As a point of reference, look at what Stack Overflow is run on. As a caveat, SO is probably more read-heavy than Mastodon, but it also serves several orders of magnitude more volume (on a normal day in 2016 they would serve 209,420,973 HTTP requests[0]). They did this on 4 DB servers and 11 web servers. And in fact, it can (and has) worked serving this volume of traffic on only a single server.

With this setup SO was not even close to maxing out their hardware (servers were under 10% load, approximately). SO also listed their server hardware[1] in 2016. I don't know enough about server hardware to assess the difference, but to my eye they look similar on the web tier with similar amounts of memory, similar disk, etc.

I'm not saying Hachyderm is doing anything wrong, but it makes me wonder if there's a fundamental problem with the design of Mastodon.

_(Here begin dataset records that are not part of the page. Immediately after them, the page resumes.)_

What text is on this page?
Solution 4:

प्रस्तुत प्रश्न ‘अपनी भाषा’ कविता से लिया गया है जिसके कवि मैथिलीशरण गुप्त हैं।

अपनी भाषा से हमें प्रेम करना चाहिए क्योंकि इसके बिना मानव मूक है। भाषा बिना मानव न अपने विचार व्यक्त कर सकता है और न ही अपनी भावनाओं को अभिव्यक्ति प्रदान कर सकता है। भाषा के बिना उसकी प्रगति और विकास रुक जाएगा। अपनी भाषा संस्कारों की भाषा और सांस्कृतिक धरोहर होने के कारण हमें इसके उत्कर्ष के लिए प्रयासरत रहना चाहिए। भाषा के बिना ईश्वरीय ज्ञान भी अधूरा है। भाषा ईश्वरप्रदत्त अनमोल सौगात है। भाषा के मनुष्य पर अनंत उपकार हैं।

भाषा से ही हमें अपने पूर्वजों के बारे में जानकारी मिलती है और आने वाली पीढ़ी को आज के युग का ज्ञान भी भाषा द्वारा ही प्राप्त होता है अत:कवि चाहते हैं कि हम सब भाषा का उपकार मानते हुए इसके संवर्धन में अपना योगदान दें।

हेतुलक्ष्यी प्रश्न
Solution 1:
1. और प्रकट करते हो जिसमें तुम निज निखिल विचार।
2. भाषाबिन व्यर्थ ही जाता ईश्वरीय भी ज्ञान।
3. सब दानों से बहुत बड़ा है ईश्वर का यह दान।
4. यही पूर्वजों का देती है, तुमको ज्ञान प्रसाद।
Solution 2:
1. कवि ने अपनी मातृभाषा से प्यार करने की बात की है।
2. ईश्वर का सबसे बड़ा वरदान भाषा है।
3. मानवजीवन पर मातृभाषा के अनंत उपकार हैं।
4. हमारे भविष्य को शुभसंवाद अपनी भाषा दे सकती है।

And to be clear I understand that this particular issue was caused by a disk failure, but that they even had this hardware in place running Hachyderm is surprising to me.

[0] https://nickcraver.com/blog/2016/02/17/stack-overflow-the-ar...

[1] https://nickcraver.com/blog/2016/03/29/stack-overflow-the-ha...

Every post and every reply generates a request to all servers you are federating to: https://aeracode.org/2022/12/05/understanding-a-protocol/

This ultimately polynomial direct-connection approach is clearly fatally unscalable.

The fediverse needs to figure out a hubs-and-spokes or supernodes pattern so that service providers can scale up syncing, indexing etc.

ie, my personal instance should be able to offload most of the message passing to an supernode intermediary that lots of other instances use for federation so that my instance only needs one connection, and the supernodes only need to connect to each other and their local network.

They do have it for some things already. There is this concept of "relays", which you can use as a feed of the data from the larger instances. But AFAIK it's used only as a content source and it's not something that you can set up now as a way to help with scalability.

I am also closely following https://github.com/nostr-protocol/nostr to see how they go along, because I am growing weary of the "tech elite" that is moving to Mastodon and is pushing for "moderation by committee". I've gotten myself with discussions already with people who actually want server operators that want only to open federation for those that abide by some "Covenant". This seems rooted in good intentions, but it reeks of something that might lead to a corporate copout of a network which is supposed to be open.